Strengths and limitations

The limitations of the GLORIA-AF study design and analysis have been discussed previously [29]; considerations specific to this analysis are listed here. GLORIA-AF is the largest long-term global registry program from 2011 to 2016 that captured the evolution of anticoagulation therapy for stroke prevention in patients with nonvalvular AF worldwide, including China. The broad inclusion of participating sites was representative of those treated within different healthcare settings across different regions in China, and patients were enrolled consecutively to avoid potential selection bias. Approximately half of the sites in China (n = 26) had participated in both Phase II and Phase III (45 sites each), which may have introduced site bias given the difference in site characteristics. Nonetheless, considering that the participating sites in Phases II or III largely comprised university hospitals and specialist centers, similar (tertiary) levels of clinical practice and healthcare infrastructure can be expected. The baseline characteristics of patients in both phases were also mostly comparable with no systematic bias observed; therefore, it can be assumed that the enrollment patterns and patient type in Phase II or Phase III were similar and not influenced by type of recruitment site. Since the aim of GLORIA-AF was to assess real-world outcomes of NOACs with VKA across a broad spectrum of healthcare settings across different countries, the current sampling strategy was not designed to provide a national representation of the anticoagulant prescribing patterns in China.
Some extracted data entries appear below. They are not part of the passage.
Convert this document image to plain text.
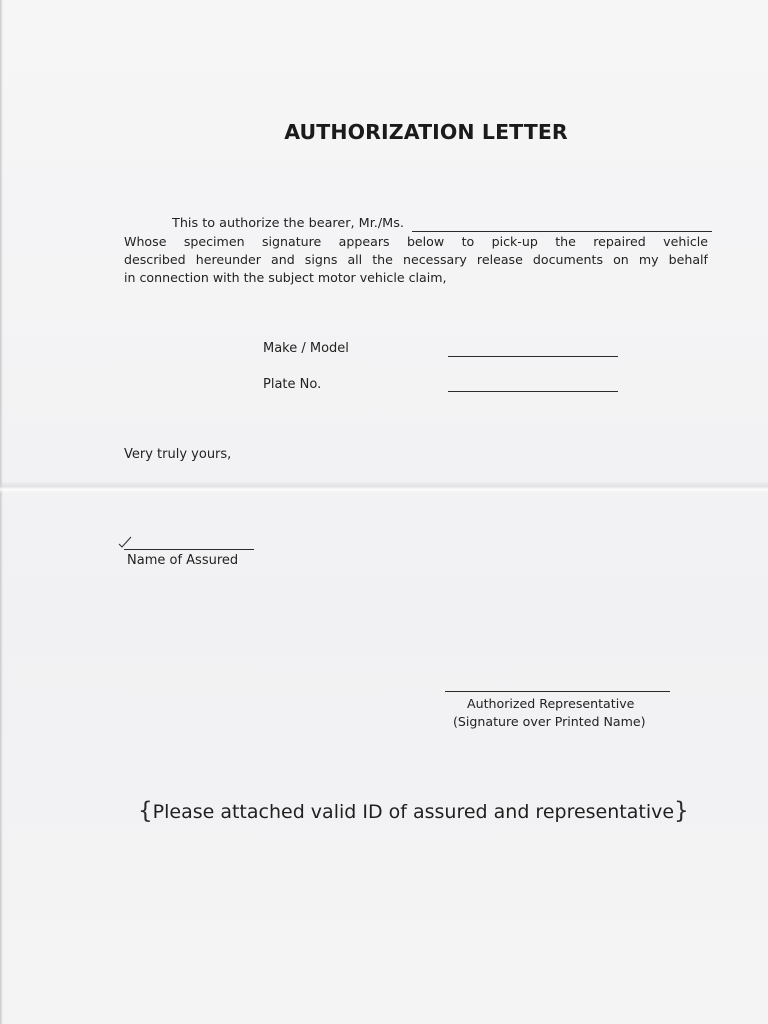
AUTHORIZATION LETTER
This to authorize the bearer, Mr./Ms.
Whose specimen signature appears below to pick-up the repaired vehicle
described hereunder and signs all the necessary release documents on my behalf
in connection with the subject motor vehicle claim,
Make / Model
Plate No.
Very truly yours,
Name of Assured
Authorized Representative
(Signature over Printed Name)
{Please attached valid ID of assured and representative}
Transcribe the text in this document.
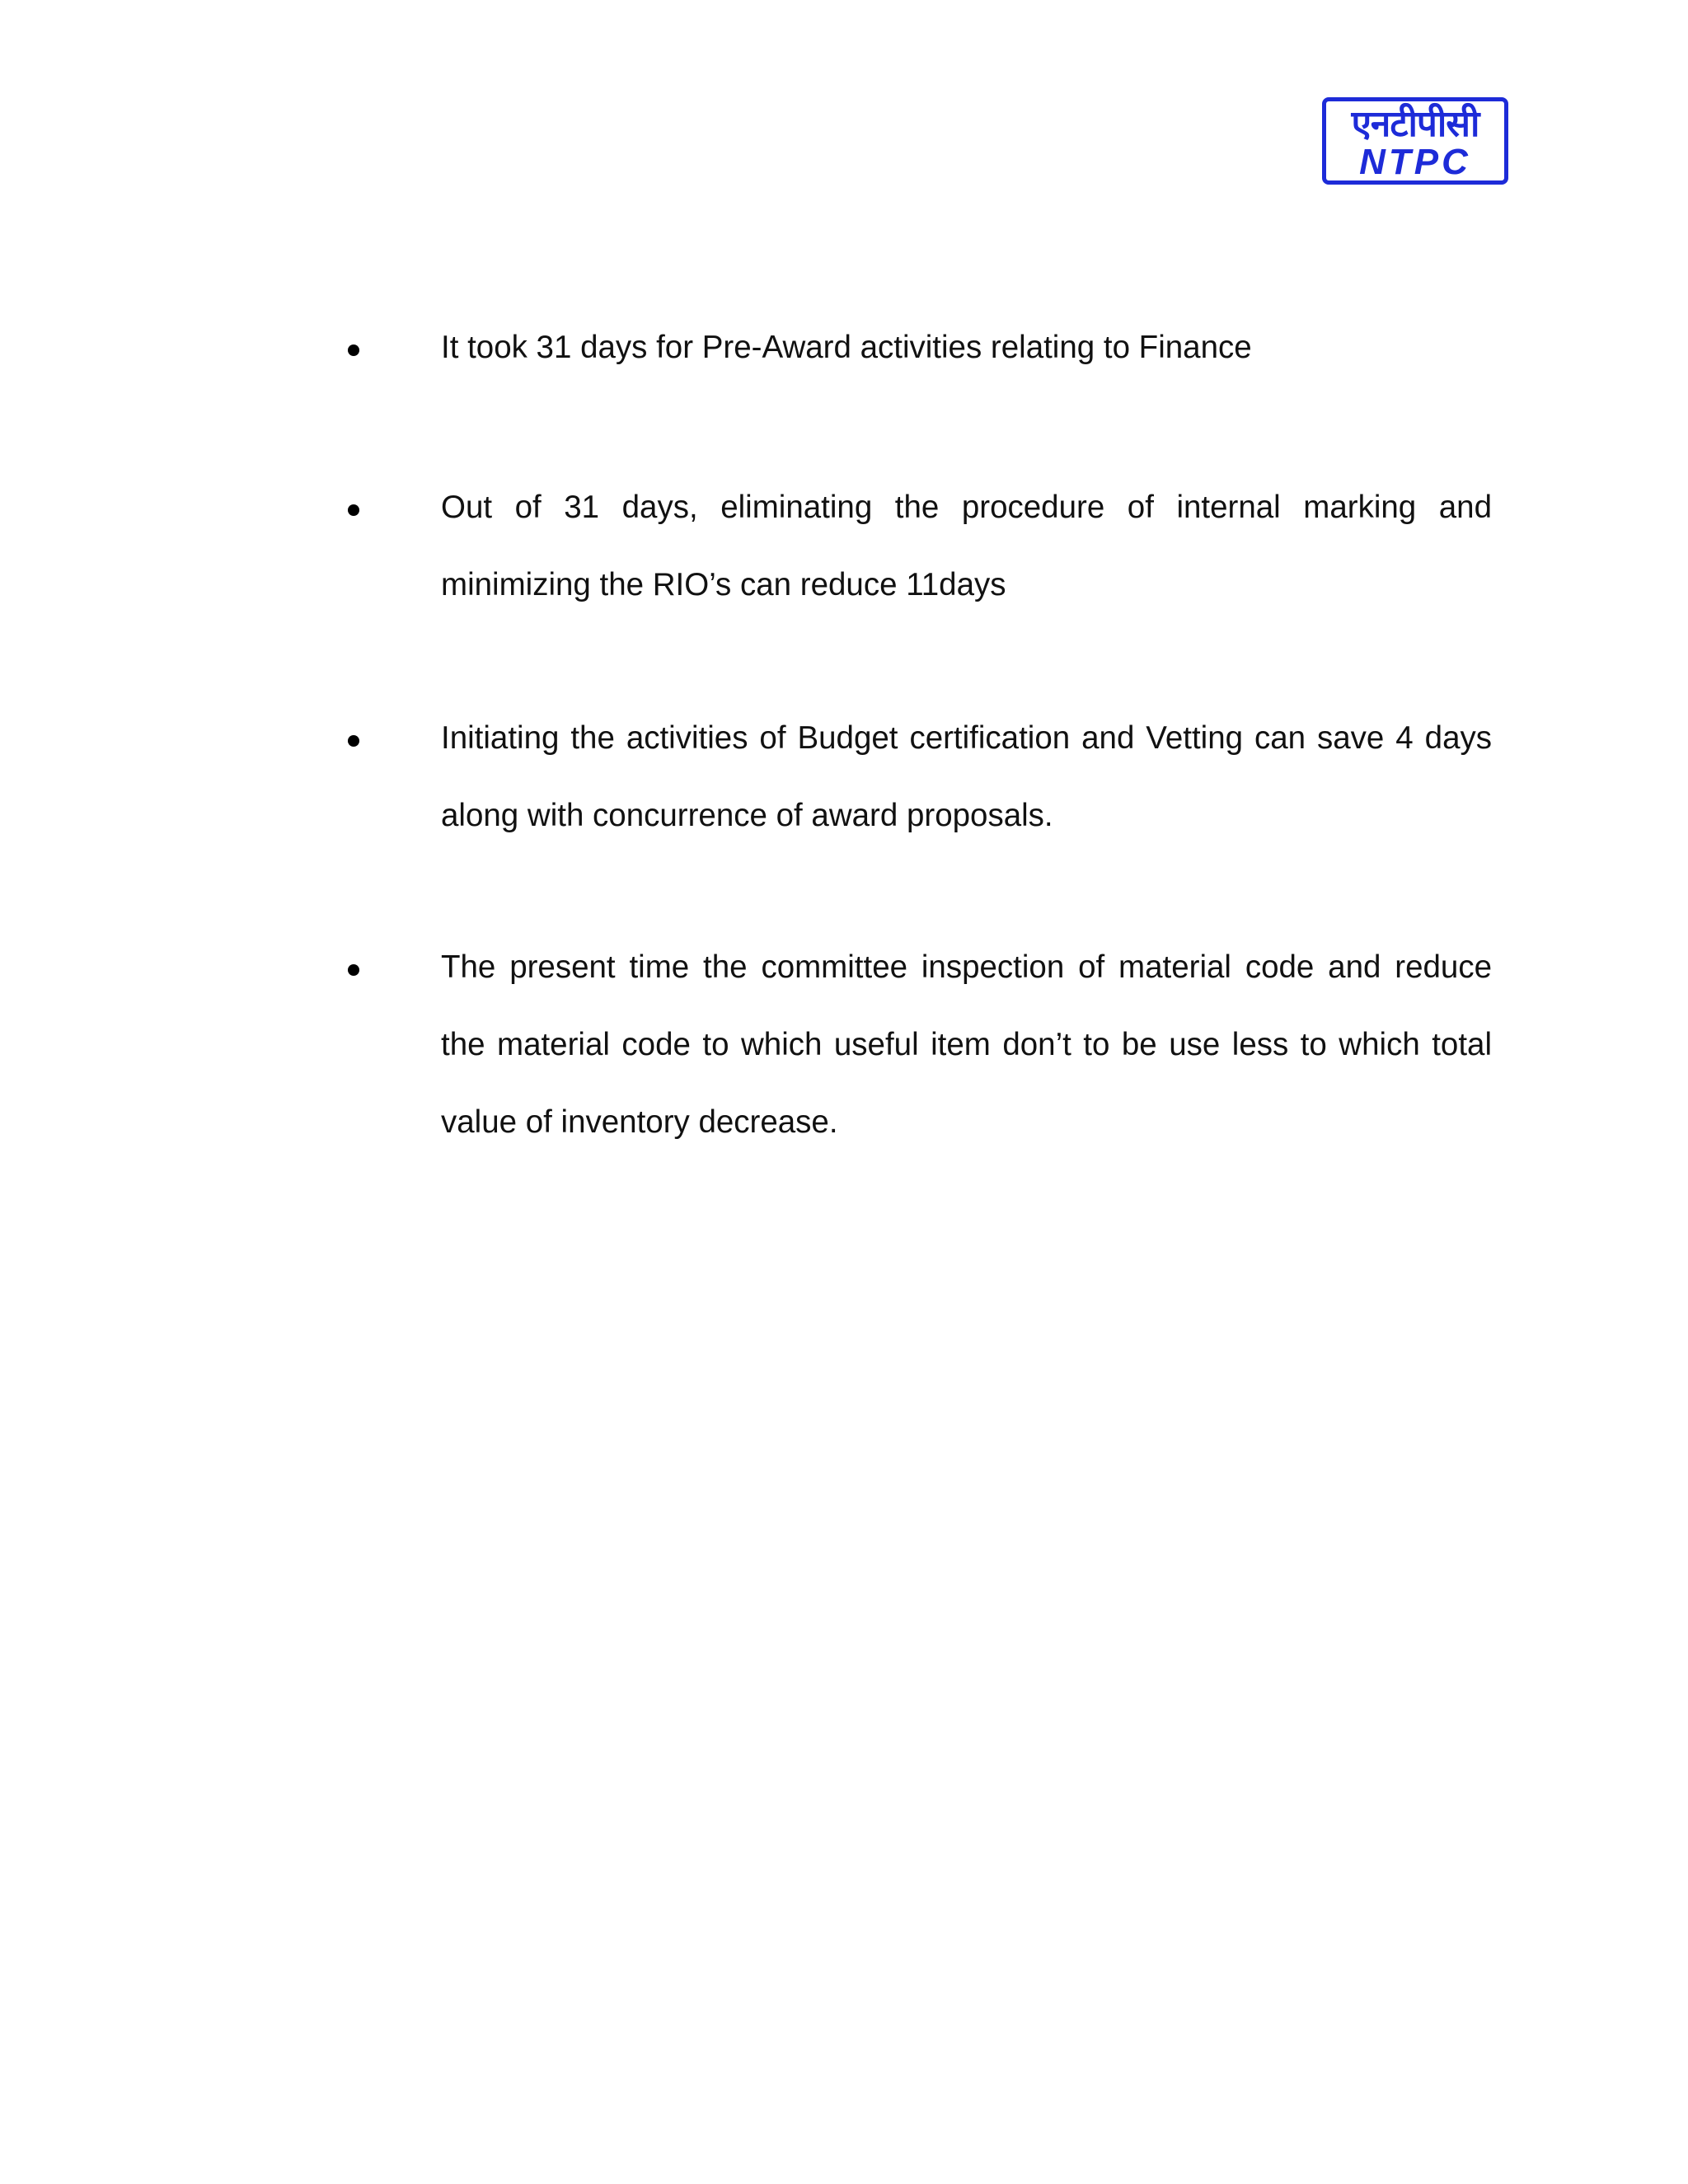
एनटीपीसी
NTPC

It took 31 days for Pre-Award activities relating to Finance

Out of 31 days, eliminating the procedure of internal marking and minimizing the RIO’s can reduce 11days

Initiating the activities of Budget certification and Vetting can save 4 days along with concurrence of award proposals.

The present time the committee inspection of material code and reduce the material code to which useful item don’t to be use less to which total value of inventory decrease.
The design of GLORIA-AF aimed to capture the uptake of antithrombotic therapy over time; therefore, patient enrollment was focused on those eligible for stroke prevention, or CHA2DS2-VASc score ≥ 1. Stroke prevention is the first step in the Atrial Fibrillation Better Care (ABC) pathway for AF management. GLORIA-AF is essential for monitoring the changes and implementation of updated best practice in clinical care as part of the initiative to enable an integrated approach to AF care [57], and thus better clinical outcomes [58, 59].
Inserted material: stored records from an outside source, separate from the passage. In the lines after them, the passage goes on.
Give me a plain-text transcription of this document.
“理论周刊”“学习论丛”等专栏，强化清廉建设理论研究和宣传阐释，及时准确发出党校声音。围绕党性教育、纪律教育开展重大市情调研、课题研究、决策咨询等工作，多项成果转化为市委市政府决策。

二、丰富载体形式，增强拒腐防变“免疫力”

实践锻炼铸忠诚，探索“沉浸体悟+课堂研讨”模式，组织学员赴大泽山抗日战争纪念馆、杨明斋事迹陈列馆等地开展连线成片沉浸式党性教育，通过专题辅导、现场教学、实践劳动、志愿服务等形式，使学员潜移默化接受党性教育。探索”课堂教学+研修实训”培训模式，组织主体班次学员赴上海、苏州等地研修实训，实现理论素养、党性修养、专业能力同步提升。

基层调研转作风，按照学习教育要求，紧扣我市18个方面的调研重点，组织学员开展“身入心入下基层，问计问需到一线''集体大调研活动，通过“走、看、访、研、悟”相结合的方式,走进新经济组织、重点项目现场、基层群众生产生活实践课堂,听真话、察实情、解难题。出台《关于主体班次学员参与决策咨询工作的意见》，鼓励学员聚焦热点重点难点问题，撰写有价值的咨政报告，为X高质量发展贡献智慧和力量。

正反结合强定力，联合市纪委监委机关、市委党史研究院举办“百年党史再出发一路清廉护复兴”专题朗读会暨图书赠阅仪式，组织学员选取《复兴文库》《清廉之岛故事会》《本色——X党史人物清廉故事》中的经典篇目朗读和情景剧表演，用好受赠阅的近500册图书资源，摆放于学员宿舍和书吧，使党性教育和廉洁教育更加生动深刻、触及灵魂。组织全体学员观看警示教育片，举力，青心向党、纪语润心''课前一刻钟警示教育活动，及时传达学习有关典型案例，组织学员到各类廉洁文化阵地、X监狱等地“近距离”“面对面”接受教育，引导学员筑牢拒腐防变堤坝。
Using prospective, consecutively collected local data from Phase III GLORIA-AF, the study has provided evidence that confirm other local regional studies based on retrospective data to monitor the local antithrombotic over similar periods [60, 61]. These studies observed a consistent increase in the uptake of anticoagulants, especially NOACs, demonstrating increased awareness of the best practice of OAC treatment in AF among healthcare practitioners, and could also be largely due to an important change in the local medical system when NOACs were included in the National Drug Reimbursement List in 2017 [62]. Nonetheless, OAC rates in China remain low versus other Asian and international countries [28], and the use of antiplatelet therapy is still prevalent, especially among high-risk populations [56]. Future studies should explore anticoagulation therapy in patients with AF at risk of stroke to further understand the situation with regards to clinical practice in stroke prevention.

Conclusions

Since the availability of dabigatran in China, the overall trend of OAC, including NOAC prescriptions, in Chinese patients with nonvalvular AF has increased over time, with VKAs as the most commonly prescribed antithrombotic treatment during the timeframe of the study. The use of antiplatelet use in China remained high despite lack of supporting evidence. Overall, most patients, including those at high stroke risk, remain undertreated. Further efforts are required to encourage clinicians and physicians to follow best practice guidelines, which provide evidence-based recommendations for the treatment of AF in newly diagnosed patients.